Damaged coral reefs can be found in various regions in Bali, including in the tourism areas like Sanur, Denpasar, and Candidasa, Karangasem.

“In a few areas, the coral reefs are still intact. One example is the coral reefs in Crystal Bay, Nusa Penida,” he said. However, he said the coral reefs in Crystal Bay were not completely safe. “Many boat owners are still throwing their anchors out in a reckless manner,” he said.

Marthen said the damage suffered by the island’s coral reefs was mostly caused by human’s destructive activities, which ranged from unchecked development in coastal areas, garbage dumping to the ocean, and the use of poison and explosives in illegal fishing.

“The damage is further aggravated by global warming and sea erosion,” he said. He praised various community-based initiatives to protect and preserve coral reefs. The initiatives are significant in offsetting the impacts of destructive activities.

“We can see the local people finally taking concrete action to save their environment. Coral rehabilitation initiatives have taken place in Pemuteran (Buleleng), Tuban (Badung) and Serangan (Denpasar).”

On the national level, TNC recorded that 65 percent of the country’s coral reefs had suffered severe damage. Out of the country’s total 51 square kilometers of coral reef, 33.15 square kilometers have been identified as in severely damaged condition, 12.75 square kilometers are in good condition and only a mere 5.1 square kilometers in an excellent condition.
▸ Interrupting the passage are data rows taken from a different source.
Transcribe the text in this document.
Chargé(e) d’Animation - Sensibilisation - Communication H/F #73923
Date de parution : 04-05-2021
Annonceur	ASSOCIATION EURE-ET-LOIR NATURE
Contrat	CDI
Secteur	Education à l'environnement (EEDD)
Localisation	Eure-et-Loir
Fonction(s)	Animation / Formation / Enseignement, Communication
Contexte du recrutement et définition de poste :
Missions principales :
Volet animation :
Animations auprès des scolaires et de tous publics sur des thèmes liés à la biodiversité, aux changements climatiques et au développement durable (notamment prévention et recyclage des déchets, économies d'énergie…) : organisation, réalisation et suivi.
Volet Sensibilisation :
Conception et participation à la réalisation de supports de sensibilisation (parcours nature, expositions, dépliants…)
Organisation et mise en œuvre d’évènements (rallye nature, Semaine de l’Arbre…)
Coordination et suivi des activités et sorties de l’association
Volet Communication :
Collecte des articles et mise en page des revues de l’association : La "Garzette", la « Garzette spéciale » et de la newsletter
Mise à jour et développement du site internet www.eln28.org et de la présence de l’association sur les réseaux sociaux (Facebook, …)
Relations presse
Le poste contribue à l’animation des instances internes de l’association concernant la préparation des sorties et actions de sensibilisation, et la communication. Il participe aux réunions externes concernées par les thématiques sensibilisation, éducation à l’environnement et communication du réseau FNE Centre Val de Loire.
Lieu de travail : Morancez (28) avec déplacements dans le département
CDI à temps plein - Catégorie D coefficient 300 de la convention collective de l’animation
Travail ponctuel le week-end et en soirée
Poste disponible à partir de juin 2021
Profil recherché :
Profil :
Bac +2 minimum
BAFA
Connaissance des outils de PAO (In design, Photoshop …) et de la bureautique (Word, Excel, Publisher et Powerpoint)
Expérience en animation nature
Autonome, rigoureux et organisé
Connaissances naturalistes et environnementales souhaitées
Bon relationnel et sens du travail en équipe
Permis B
“Overall, as much as 90 percent of the country’s coral reefs have sustained varying degrees of damage due to human’s destructive activities,” TNC’s senior advisor Mark Erdmann said.

Indonesia’s coral reefs constitutes 18 percent of the world’s total coral reefs. Moreover, the country also hosts 600 out of the total 800 existing species of coral reefs.

“It means than 75 percent of the total species of coral reefs are present in Indonesia waters,” he said.